Sirolimus: A Current Perspective
(Başkent Üniversitesi, 2003-06) Yakupoğlu, K. Yarkin; D. Kahan, Barry
Sirolimus, a macrocyclic lactone that displays a novel mechanism of immunosuppressive action, is a critical-dose drug requiring therapeutic drug monitoring for optimal outcomes. The compound was documented in two multicenter, blinded clinical trials to reduce the incidence of acute rejection episodes when used in combination with cyclosporine and steroids vs. azathioprine or placebo comparators. Furthermore, studies utilizing cyclosporine withdrawal documented a long-term benefit on renal function of chronic sirolimus therapy, albeit with a modestly enhanced incidence of acute rejection episodes. Although this application may be useful in selected cases, we believe that minimal initial cyclosporine exposures de novo mitigate the need for eventual withdrawal for chronic nephropathy, while preserving the immunosuppressive synergy during the maintenance phase. Recipients treated de novo with a sirolimuscyclosporine combination tolerate steroid withdrawal at 1 month after living-donor or at 3 to 6 months after cadaveric kidney transplantation with only a 5% risk of acute rejection episodes and 6% incidence of chronic reactions within 3 years. However, sirolimus exacerbates the hypertriglyceridemic and hypercholesterolemic proclivities of transplant recipients, as well as exerts myelosuppressive effects, which are augmented by concomitant therapy with azathioprine or, particularly, with mycophenolate mofetil.
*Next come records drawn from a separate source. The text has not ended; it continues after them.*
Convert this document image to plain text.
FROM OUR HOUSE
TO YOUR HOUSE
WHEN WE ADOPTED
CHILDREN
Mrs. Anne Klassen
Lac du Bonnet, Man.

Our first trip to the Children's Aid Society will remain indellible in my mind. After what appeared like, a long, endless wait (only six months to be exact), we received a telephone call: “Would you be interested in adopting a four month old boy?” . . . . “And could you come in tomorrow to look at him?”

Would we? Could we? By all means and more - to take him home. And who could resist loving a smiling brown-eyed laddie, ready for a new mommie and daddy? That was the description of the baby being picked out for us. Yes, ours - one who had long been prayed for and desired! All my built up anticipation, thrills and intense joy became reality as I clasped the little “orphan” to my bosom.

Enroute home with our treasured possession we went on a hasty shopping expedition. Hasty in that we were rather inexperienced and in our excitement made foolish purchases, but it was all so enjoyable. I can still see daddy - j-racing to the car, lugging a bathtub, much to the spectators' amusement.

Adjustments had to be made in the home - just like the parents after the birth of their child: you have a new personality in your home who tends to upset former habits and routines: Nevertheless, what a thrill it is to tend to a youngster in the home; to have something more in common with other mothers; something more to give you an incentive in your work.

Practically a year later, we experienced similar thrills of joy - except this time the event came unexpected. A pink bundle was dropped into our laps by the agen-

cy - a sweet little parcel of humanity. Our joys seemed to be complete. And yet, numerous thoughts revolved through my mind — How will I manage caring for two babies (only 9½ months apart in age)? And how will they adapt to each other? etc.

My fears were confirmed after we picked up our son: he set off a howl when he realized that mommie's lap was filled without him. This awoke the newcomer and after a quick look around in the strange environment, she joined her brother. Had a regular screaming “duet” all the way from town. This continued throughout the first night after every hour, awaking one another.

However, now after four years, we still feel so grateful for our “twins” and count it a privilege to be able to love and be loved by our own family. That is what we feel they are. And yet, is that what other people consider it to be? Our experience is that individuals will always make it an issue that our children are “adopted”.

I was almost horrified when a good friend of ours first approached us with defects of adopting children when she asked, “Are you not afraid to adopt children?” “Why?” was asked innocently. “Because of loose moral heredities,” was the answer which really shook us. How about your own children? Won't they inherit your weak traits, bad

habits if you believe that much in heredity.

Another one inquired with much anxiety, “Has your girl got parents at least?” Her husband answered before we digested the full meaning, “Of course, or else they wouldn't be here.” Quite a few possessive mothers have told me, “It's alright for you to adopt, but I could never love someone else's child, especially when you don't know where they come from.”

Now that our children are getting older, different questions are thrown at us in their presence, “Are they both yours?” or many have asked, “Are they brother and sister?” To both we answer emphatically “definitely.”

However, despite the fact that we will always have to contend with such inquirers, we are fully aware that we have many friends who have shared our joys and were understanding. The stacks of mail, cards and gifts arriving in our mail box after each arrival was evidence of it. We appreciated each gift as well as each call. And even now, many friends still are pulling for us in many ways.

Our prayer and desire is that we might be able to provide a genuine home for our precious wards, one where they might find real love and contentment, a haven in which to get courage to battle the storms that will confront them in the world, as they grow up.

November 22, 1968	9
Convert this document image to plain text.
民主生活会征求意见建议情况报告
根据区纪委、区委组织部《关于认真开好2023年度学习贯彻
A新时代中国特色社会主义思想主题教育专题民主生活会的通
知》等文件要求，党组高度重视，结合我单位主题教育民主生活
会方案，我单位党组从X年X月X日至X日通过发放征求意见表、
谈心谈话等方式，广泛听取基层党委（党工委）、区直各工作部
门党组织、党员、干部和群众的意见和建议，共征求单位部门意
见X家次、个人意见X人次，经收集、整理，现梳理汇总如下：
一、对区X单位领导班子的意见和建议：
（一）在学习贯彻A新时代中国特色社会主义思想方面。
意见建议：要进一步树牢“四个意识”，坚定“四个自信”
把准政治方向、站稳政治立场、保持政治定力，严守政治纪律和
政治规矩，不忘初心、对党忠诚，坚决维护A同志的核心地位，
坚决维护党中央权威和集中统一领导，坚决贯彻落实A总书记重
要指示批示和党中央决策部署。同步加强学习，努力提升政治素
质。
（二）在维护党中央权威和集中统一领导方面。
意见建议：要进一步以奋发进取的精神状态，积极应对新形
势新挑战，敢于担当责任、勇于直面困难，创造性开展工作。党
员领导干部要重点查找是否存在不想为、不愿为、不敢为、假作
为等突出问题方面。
Due to its apparent lack of nephrotoxicity, sirolimus has been employed for induction therapy in a calcineurin antag-onist-free regimen in combination with either basiliximab or rabbit antilymphocyte sera for weak or strong immune responders, respectively, followed by introduction of a calcineurin antagonist upon resolution of the ischemia-reperfusion injury. Therefore, sirolimus proffers a potent and unique platform for new immunosuppressive strategies in organ transplantation.